Коровы не спеша покидают загон и направляются вниз по тропе к ферме. Дельфина, как всегда, идет впереди, а Ирондель – позади всех. И остальные в основном движутся в том же порядке, что и обычно. Такая склонность следовать правилам как-то созвучна их терпеливости.
Я шлепнул хромую корову по крестцу, чтобы она шевелилась побыстрее, и почувствовал то же, что всегда: тепло пошло вверх по руке к плечу и стало забираться под рубашку. «Allez, – подбодрил я ее, – allez,[13] Тюлип!» Рука моя задержалась у нее на бедре, косо выпирающем вбок, словно угол стола.
По грязи они идут почти бесшумно. Коровы очень изящно ступают: ноги ставят, как модели, ловко балансирующие на высоченных каблуках на своем подиуме. Мне даже подумалось: а не научить ли корову ходить по канату? Например, через нашу речку!
Как обычно, наш ежевечерний спуск сопровождает журчание быстрой речушки, а когда оно стихает, коровы слышат беззубые плевки воды, льющейся в поилку возле коровника, где они смогут наконец утолить жажду. За пару минут корова способна выпить около 30 литров.
Тем вечером мы продолжали не спеша продвигаться к ферме, проходя мимо все тех же деревьев, и казалось, каждое дерево стремится направить тропу чуть в сторону, по-своему.
Шарлотта остановилась у прогалины с зеленой травой. Я похлопал ее, и она пошла дальше. Этот ритуал тоже повторялся из вечера в вечер. В долине можно было разглядеть уже скошенные луга.
Ирондель по-утиному двигает головой при каждом шаге. Я положил руку ей на шею и в тот же миг вдруг ясно увидел этот вечер как будто бы с дистанции в тысячу лет.
Стадо Луи привередливо ступает по тропе, рядом журчит речка, жара ослабевает, деревья тут и там приближаются к нам вплотную, мухи жужжат у самых коровьих глаз, впереди расстилается долина, за ней – гребень холма, утыканный соснами, вот в нос ударил запах мочи – это писает Дельфина.
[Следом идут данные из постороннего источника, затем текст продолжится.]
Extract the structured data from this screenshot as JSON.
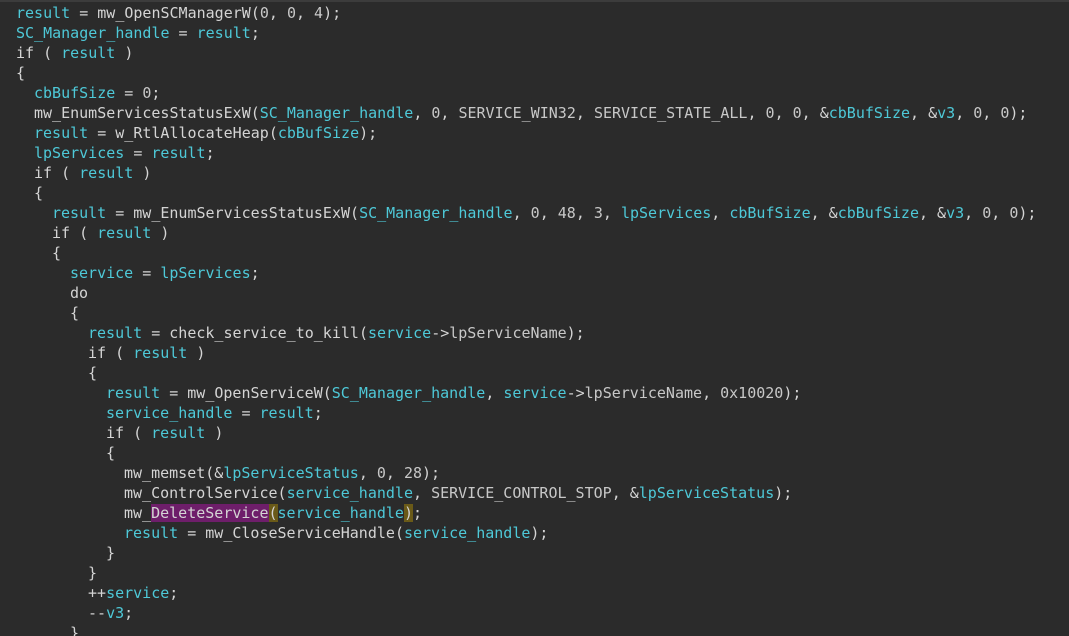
{
  "theme": {
    "background": "#2b2b2b",
    "text_default": "#d4d4d4",
    "variable_color": "#4ec9d8",
    "constant_color": "#c8c8c8",
    "highlight_word_bg": "#6e1e6a",
    "highlight_paren_bg": "#6a5a18"
  },
  "code": {
    "lines": [
      {
        "indent": 0,
        "tokens": [
          {
            "t": "result",
            "c": "var"
          },
          {
            "t": " = ",
            "c": "punc"
          },
          {
            "t": "mw_OpenSCManagerW",
            "c": "func"
          },
          {
            "t": "(",
            "c": "punc"
          },
          {
            "t": "0",
            "c": "num"
          },
          {
            "t": ", ",
            "c": "punc"
          },
          {
            "t": "0",
            "c": "num"
          },
          {
            "t": ", ",
            "c": "punc"
          },
          {
            "t": "4",
            "c": "num"
          },
          {
            "t": ");",
            "c": "punc"
          }
        ]
      },
      {
        "indent": 0,
        "tokens": [
          {
            "t": "SC_Manager_handle",
            "c": "var"
          },
          {
            "t": " = ",
            "c": "punc"
          },
          {
            "t": "result",
            "c": "var"
          },
          {
            "t": ";",
            "c": "punc"
          }
        ]
      },
      {
        "indent": 0,
        "tokens": [
          {
            "t": "if",
            "c": "kw"
          },
          {
            "t": " ( ",
            "c": "punc"
          },
          {
            "t": "result",
            "c": "var"
          },
          {
            "t": " )",
            "c": "punc"
          }
        ]
      },
      {
        "indent": 0,
        "tokens": [
          {
            "t": "{",
            "c": "punc"
          }
        ]
      },
      {
        "indent": 1,
        "tokens": [
          {
            "t": "cbBufSize",
            "c": "var"
          },
          {
            "t": " = ",
            "c": "punc"
          },
          {
            "t": "0",
            "c": "num"
          },
          {
            "t": ";",
            "c": "punc"
          }
        ]
      },
      {
        "indent": 1,
        "tokens": [
          {
            "t": "mw_EnumServicesStatusExW",
            "c": "func"
          },
          {
            "t": "(",
            "c": "punc"
          },
          {
            "t": "SC_Manager_handle",
            "c": "var"
          },
          {
            "t": ", ",
            "c": "punc"
          },
          {
            "t": "0",
            "c": "num"
          },
          {
            "t": ", ",
            "c": "punc"
          },
          {
            "t": "SERVICE_WIN32",
            "c": "const"
          },
          {
            "t": ", ",
            "c": "punc"
          },
          {
            "t": "SERVICE_STATE_ALL",
            "c": "const"
          },
          {
            "t": ", ",
            "c": "punc"
          },
          {
            "t": "0",
            "c": "num"
          },
          {
            "t": ", ",
            "c": "punc"
          },
          {
            "t": "0",
            "c": "num"
          },
          {
            "t": ", &",
            "c": "punc"
          },
          {
            "t": "cbBufSize",
            "c": "var"
          },
          {
            "t": ", &",
            "c": "punc"
          },
          {
            "t": "v3",
            "c": "var"
          },
          {
            "t": ", ",
            "c": "punc"
          },
          {
            "t": "0",
            "c": "num"
          },
          {
            "t": ", ",
            "c": "punc"
          },
          {
            "t": "0",
            "c": "num"
          },
          {
            "t": ");",
            "c": "punc"
          }
        ]
      },
      {
        "indent": 1,
        "tokens": [
          {
            "t": "result",
            "c": "var"
          },
          {
            "t": " = ",
            "c": "punc"
          },
          {
            "t": "w_RtlAllocateHeap",
            "c": "func"
          },
          {
            "t": "(",
            "c": "punc"
          },
          {
            "t": "cbBufSize",
            "c": "var"
          },
          {
            "t": ");",
            "c": "punc"
          }
        ]
      },
      {
        "indent": 1,
        "tokens": [
          {
            "t": "lpServices",
            "c": "var"
          },
          {
            "t": " = ",
            "c": "punc"
          },
          {
            "t": "result",
            "c": "var"
          },
          {
            "t": ";",
            "c": "punc"
          }
        ]
      },
      {
        "indent": 1,
        "tokens": [
          {
            "t": "if",
            "c": "kw"
          },
          {
            "t": " ( ",
            "c": "punc"
          },
          {
            "t": "result",
            "c": "var"
          },
          {
            "t": " )",
            "c": "punc"
          }
        ]
      },
      {
        "indent": 1,
        "tokens": [
          {
            "t": "{",
            "c": "punc"
          }
        ]
      },
      {
        "indent": 2,
        "tokens": [
          {
            "t": "result",
            "c": "var"
          },
          {
            "t": " = ",
            "c": "punc"
          },
          {
            "t": "mw_EnumServicesStatusExW",
            "c": "func"
          },
          {
            "t": "(",
            "c": "punc"
          },
          {
            "t": "SC_Manager_handle",
            "c": "var"
          },
          {
            "t": ", ",
            "c": "punc"
          },
          {
            "t": "0",
            "c": "num"
          },
          {
            "t": ", ",
            "c": "punc"
          },
          {
            "t": "48",
            "c": "num"
          },
          {
            "t": ", ",
            "c": "punc"
          },
          {
            "t": "3",
            "c": "num"
          },
          {
            "t": ", ",
            "c": "punc"
          },
          {
            "t": "lpServices",
            "c": "var"
          },
          {
            "t": ", ",
            "c": "punc"
          },
          {
            "t": "cbBufSize",
            "c": "var"
          },
          {
            "t": ", &",
            "c": "punc"
          },
          {
            "t": "cbBufSize",
            "c": "var"
          },
          {
            "t": ", &",
            "c": "punc"
          },
          {
            "t": "v3",
            "c": "var"
          },
          {
            "t": ", ",
            "c": "punc"
          },
          {
            "t": "0",
            "c": "num"
          },
          {
            "t": ", ",
            "c": "punc"
          },
          {
            "t": "0",
            "c": "num"
          },
          {
            "t": ");",
            "c": "punc"
          }
        ]
      },
      {
        "indent": 2,
        "tokens": [
          {
            "t": "if",
            "c": "kw"
          },
          {
            "t": " ( ",
            "c": "punc"
          },
          {
            "t": "result",
            "c": "var"
          },
          {
            "t": " )",
            "c": "punc"
          }
        ]
      },
      {
        "indent": 2,
        "tokens": [
          {
            "t": "{",
            "c": "punc"
          }
        ]
      },
      {
        "indent": 3,
        "tokens": [
          {
            "t": "service",
            "c": "var"
          },
          {
            "t": " = ",
            "c": "punc"
          },
          {
            "t": "lpServices",
            "c": "var"
          },
          {
            "t": ";",
            "c": "punc"
          }
        ]
      },
      {
        "indent": 3,
        "tokens": [
          {
            "t": "do",
            "c": "kw"
          }
        ]
      },
      {
        "indent": 3,
        "tokens": [
          {
            "t": "{",
            "c": "punc"
          }
        ]
      },
      {
        "indent": 4,
        "tokens": [
          {
            "t": "result",
            "c": "var"
          },
          {
            "t": " = ",
            "c": "punc"
          },
          {
            "t": "check_service_to_kill",
            "c": "func"
          },
          {
            "t": "(",
            "c": "punc"
          },
          {
            "t": "service",
            "c": "var"
          },
          {
            "t": "->",
            "c": "punc"
          },
          {
            "t": "lpServiceName",
            "c": "const"
          },
          {
            "t": ");",
            "c": "punc"
          }
        ]
      },
      {
        "indent": 4,
        "tokens": [
          {
            "t": "if",
            "c": "kw"
          },
          {
            "t": " ( ",
            "c": "punc"
          },
          {
            "t": "result",
            "c": "var"
          },
          {
            "t": " )",
            "c": "punc"
          }
        ]
      },
      {
        "indent": 4,
        "tokens": [
          {
            "t": "{",
            "c": "punc"
          }
        ]
      },
      {
        "indent": 5,
        "tokens": [
          {
            "t": "result",
            "c": "var"
          },
          {
            "t": " = ",
            "c": "punc"
          },
          {
            "t": "mw_OpenServiceW",
            "c": "func"
          },
          {
            "t": "(",
            "c": "punc"
          },
          {
            "t": "SC_Manager_handle",
            "c": "var"
          },
          {
            "t": ", ",
            "c": "punc"
          },
          {
            "t": "service",
            "c": "var"
          },
          {
            "t": "->",
            "c": "punc"
          },
          {
            "t": "lpServiceName",
            "c": "const"
          },
          {
            "t": ", ",
            "c": "punc"
          },
          {
            "t": "0x10020",
            "c": "num"
          },
          {
            "t": ");",
            "c": "punc"
          }
        ]
      },
      {
        "indent": 5,
        "tokens": [
          {
            "t": "service_handle",
            "c": "var"
          },
          {
            "t": " = ",
            "c": "punc"
          },
          {
            "t": "result",
            "c": "var"
          },
          {
            "t": ";",
            "c": "punc"
          }
        ]
      },
      {
        "indent": 5,
        "tokens": [
          {
            "t": "if",
            "c": "kw"
          },
          {
            "t": " ( ",
            "c": "punc"
          },
          {
            "t": "result",
            "c": "var"
          },
          {
            "t": " )",
            "c": "punc"
          }
        ]
      },
      {
        "indent": 5,
        "tokens": [
          {
            "t": "{",
            "c": "punc"
          }
        ]
      },
      {
        "indent": 6,
        "tokens": [
          {
            "t": "mw_memset",
            "c": "func"
          },
          {
            "t": "(&",
            "c": "punc"
          },
          {
            "t": "lpServiceStatus",
            "c": "var"
          },
          {
            "t": ", ",
            "c": "punc"
          },
          {
            "t": "0",
            "c": "num"
          },
          {
            "t": ", ",
            "c": "punc"
          },
          {
            "t": "28",
            "c": "num"
          },
          {
            "t": ");",
            "c": "punc"
          }
        ]
      },
      {
        "indent": 6,
        "tokens": [
          {
            "t": "mw_ControlService",
            "c": "func"
          },
          {
            "t": "(",
            "c": "punc"
          },
          {
            "t": "service_handle",
            "c": "var"
          },
          {
            "t": ", ",
            "c": "punc"
          },
          {
            "t": "SERVICE_CONTROL_STOP",
            "c": "const"
          },
          {
            "t": ", &",
            "c": "punc"
          },
          {
            "t": "lpServiceStatus",
            "c": "var"
          },
          {
            "t": ");",
            "c": "punc"
          }
        ]
      },
      {
        "indent": 6,
        "tokens": [
          {
            "t": "mw_",
            "c": "func"
          },
          {
            "t": "DeleteService",
            "c": "func",
            "hl": "word"
          },
          {
            "t": "(",
            "c": "punc",
            "hl": "paren"
          },
          {
            "t": "service_handle",
            "c": "var"
          },
          {
            "t": ")",
            "c": "punc",
            "hl": "paren"
          },
          {
            "t": ";",
            "c": "punc"
          }
        ]
      },
      {
        "indent": 6,
        "tokens": [
          {
            "t": "result",
            "c": "var"
          },
          {
            "t": " = ",
            "c": "punc"
          },
          {
            "t": "mw_CloseServiceHandle",
            "c": "func"
          },
          {
            "t": "(",
            "c": "punc"
          },
          {
            "t": "service_handle",
            "c": "var"
          },
          {
            "t": ");",
            "c": "punc"
          }
        ]
      },
      {
        "indent": 5,
        "tokens": [
          {
            "t": "}",
            "c": "punc"
          }
        ]
      },
      {
        "indent": 4,
        "tokens": [
          {
            "t": "}",
            "c": "punc"
          }
        ]
      },
      {
        "indent": 4,
        "tokens": [
          {
            "t": "++",
            "c": "punc"
          },
          {
            "t": "service",
            "c": "var"
          },
          {
            "t": ";",
            "c": "punc"
          }
        ]
      },
      {
        "indent": 4,
        "tokens": [
          {
            "t": "--",
            "c": "punc"
          },
          {
            "t": "v3",
            "c": "var"
          },
          {
            "t": ";",
            "c": "punc"
          }
        ]
      },
      {
        "indent": 3,
        "tokens": [
          {
            "t": "}",
            "c": "punc"
          }
        ]
      }
    ]
  }
}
Ястреб-канюк парит над лугом, именуемым La Plaine Fin,[14] вода стекает в поилку, а вот и я сам, и грязь в образованном деревьями туннеле, и не поддающийся измерению возраст горы – и вдруг все это становится нераздельным, единым. Потом все опять распадется на куски, но на какой-то миг все собрано воедино. Как собран акробат, ступающий по канату.
«Не мне, но логосу внимая, мудро согласиться, что все есть одно», – сказал Гераклит через 29 тысяч лет после того, как были сделаны рисунки в пещере Шове. Только если помнить об этом единстве и об упомянутой выше тьме, можно найти ключ к пространству первых наскальных изображений.
Здесь ничто не заключено в условные рамки, а главное – ничто ни с чем не встречается. Бегущие животные нарисованы в профиль (заметим, что это, в сущности, взгляд слабо вооруженного охотника, высматривающего цель), и потому иногда кажется, что они вот-вот встретятся. Но приглядитесь внимательней: их траектории пересекаются, но сами они не встречаются.
Их пространство не имеет ничего общего с привычным нам сценическим пространством. И когда знатоки объявляют, что обнаружили на пещерных рисунках «зачатки перспективы», они расписываются в том, что попали в ловушку полнейшего анахронизма. Изобразительные системы, основанные на перспективе, по своей природе архитектурны и урбанистичны – зависимы от окна и двери. В «перспективе» кочевника важно сосуществование, а не удаленность.
В пещере, то есть в подземелье, было все: ветер, вода, огонь, дальние края, мертвые, гром, боль, тропы, животные, свет, еще не рожденные… Они пребывали там, в скале, и ждали, чтобы их вызвали к жизни. Знаменитые отпечатки ладоней (увидев их, мы говорим: совсем как наши) тоже там – охряные отпечатки, которыми отмечены и помечены и присутствие, и предел пространства, которое этим присутствием населено.
Рисунки наносились один за другим, иногда на одном и том же месте через несколько лет или, может быть, веков, и каждый раз это была рука другого художника. Весь драматизм, который в позднейшем искусстве воплощается в образе, написанном на заведомо ограниченной поверхности, сконцентрирован тут в фантоме, прошедшем сквозь камень, чтобы стать зримым. Сам камень – известняк – способствует этому, образуя то выпуклость, то впадину, то глубокий разрез, то нависающий край, то покатый свод.
Когда фантом являлся художнику, он был почти невидим и давал о себе знать только едва уловимым звуком, и тогда художник находил его там, где он соприкасался с внешней поверхностью, и запечатлевал – чтобы сохранить его зримый образ, даже когда сам он исчезнет, вновь уйдет в толщу камня, сольется с целым.